Alex Salinas in the biosphere

Summer internships are experiences designed to expand the world of undergraduates. But for one St. Mary’s University junior, it was a summer living in a bubble.

Well, sort of.

Environmental Science major Alex Salinas (no relation to the writer) spent most of her internship at Tucson, Arizona’s Biosphere 2, a 3.14-acre, glass-encased ecological facility sealed off from the world.

Inside the University of Arizona-owned structure, where the interaction of life, water and climate are studied daily, research projects relating to climate change have been underway for years. Salinas joined one such project focused on soil formation processes and how plants interact in harsh, rocky environments.
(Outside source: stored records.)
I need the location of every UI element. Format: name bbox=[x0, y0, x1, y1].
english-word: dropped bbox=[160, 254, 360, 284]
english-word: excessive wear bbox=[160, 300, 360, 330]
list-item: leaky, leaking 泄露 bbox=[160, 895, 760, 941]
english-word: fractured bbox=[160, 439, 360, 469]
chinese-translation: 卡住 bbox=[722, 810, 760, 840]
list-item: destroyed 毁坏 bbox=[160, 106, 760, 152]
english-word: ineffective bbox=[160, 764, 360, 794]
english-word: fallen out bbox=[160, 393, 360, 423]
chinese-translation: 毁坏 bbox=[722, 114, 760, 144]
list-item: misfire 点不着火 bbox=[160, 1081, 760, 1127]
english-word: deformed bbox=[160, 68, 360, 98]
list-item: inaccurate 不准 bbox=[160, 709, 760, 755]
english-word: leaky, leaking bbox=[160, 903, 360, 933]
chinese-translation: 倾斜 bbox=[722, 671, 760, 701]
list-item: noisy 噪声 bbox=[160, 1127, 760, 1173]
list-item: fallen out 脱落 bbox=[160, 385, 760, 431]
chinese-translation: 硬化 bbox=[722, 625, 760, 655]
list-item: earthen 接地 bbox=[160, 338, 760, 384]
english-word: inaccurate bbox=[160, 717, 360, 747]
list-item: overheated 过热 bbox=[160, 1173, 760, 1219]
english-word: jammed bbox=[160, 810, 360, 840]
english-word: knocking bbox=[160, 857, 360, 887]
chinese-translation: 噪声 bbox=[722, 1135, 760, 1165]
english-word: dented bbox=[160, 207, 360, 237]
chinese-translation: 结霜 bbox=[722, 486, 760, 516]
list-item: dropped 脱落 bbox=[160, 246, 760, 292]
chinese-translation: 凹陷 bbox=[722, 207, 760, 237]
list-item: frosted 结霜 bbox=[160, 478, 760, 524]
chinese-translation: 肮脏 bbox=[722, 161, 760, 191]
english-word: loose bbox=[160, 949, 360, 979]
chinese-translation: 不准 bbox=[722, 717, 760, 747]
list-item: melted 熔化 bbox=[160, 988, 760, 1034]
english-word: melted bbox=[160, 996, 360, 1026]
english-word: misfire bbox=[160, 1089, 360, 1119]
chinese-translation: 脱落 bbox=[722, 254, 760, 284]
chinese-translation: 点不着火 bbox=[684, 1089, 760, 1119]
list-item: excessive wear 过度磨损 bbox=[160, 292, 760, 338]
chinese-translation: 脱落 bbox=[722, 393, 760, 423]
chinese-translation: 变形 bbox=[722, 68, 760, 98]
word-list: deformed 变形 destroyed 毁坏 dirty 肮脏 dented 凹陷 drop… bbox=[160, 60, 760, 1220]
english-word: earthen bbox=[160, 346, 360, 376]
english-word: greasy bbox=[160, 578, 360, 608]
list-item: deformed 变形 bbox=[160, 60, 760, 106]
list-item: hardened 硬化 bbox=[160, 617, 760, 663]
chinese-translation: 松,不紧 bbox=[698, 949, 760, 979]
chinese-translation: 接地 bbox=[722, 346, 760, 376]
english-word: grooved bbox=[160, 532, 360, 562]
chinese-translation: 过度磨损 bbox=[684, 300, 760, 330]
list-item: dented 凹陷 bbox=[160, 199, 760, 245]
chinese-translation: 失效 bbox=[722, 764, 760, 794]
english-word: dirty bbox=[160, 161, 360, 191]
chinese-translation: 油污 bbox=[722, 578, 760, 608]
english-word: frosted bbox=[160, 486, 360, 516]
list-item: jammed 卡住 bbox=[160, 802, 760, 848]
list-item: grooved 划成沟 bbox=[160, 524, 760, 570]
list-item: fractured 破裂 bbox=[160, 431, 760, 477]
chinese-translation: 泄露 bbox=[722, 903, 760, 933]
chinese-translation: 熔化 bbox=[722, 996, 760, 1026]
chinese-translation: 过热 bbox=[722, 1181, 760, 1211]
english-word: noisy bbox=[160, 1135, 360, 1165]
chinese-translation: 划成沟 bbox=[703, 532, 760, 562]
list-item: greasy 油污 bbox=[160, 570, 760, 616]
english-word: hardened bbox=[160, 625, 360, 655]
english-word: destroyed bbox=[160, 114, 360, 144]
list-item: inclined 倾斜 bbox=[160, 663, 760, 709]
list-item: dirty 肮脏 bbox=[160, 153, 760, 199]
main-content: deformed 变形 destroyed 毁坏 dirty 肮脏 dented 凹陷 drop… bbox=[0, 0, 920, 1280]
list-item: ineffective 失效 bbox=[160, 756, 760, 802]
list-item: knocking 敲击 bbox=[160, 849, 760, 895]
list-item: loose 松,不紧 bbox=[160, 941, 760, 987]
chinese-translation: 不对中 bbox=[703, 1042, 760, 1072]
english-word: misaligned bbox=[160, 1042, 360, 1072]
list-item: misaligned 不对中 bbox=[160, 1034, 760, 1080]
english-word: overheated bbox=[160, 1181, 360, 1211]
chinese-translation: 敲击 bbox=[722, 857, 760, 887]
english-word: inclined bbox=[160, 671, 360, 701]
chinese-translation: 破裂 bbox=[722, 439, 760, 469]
“My job was to try to figure out what role roots, mycorrhizae (a fungus that has a symbiotic relationship with plant roots) and microbial activity have on the biological and chemical weathering of rock during its initial stages of soil formation,” she said.

In other words, “we were growing plants in pure, plain rock without fertilizer and extra nutrients,” Salinas said.

Salinas’ part involved analyzing root scans from plants including buffalo grass and ponderosa pine, and organizing the data she collected, such as root diameter, root length and the number of branches and forks.

“This root data was correlated with our chemical analysis of the rocks and plants to find any relationships between the root architecture and the biological weathering of the rocks,” she said.

This information can later help scientists “manage soil and grow crops on poor soil or traditionally nonarable land,” Salinas said.

As for working inside the Biosphere 2, she described the experience as “incredible.”

“I don’t think there’s anywhere else in the world where scientific research is so open to the public,” she said. “I couldn’t really walk anywhere in there without bumping into an experiment or tour group.”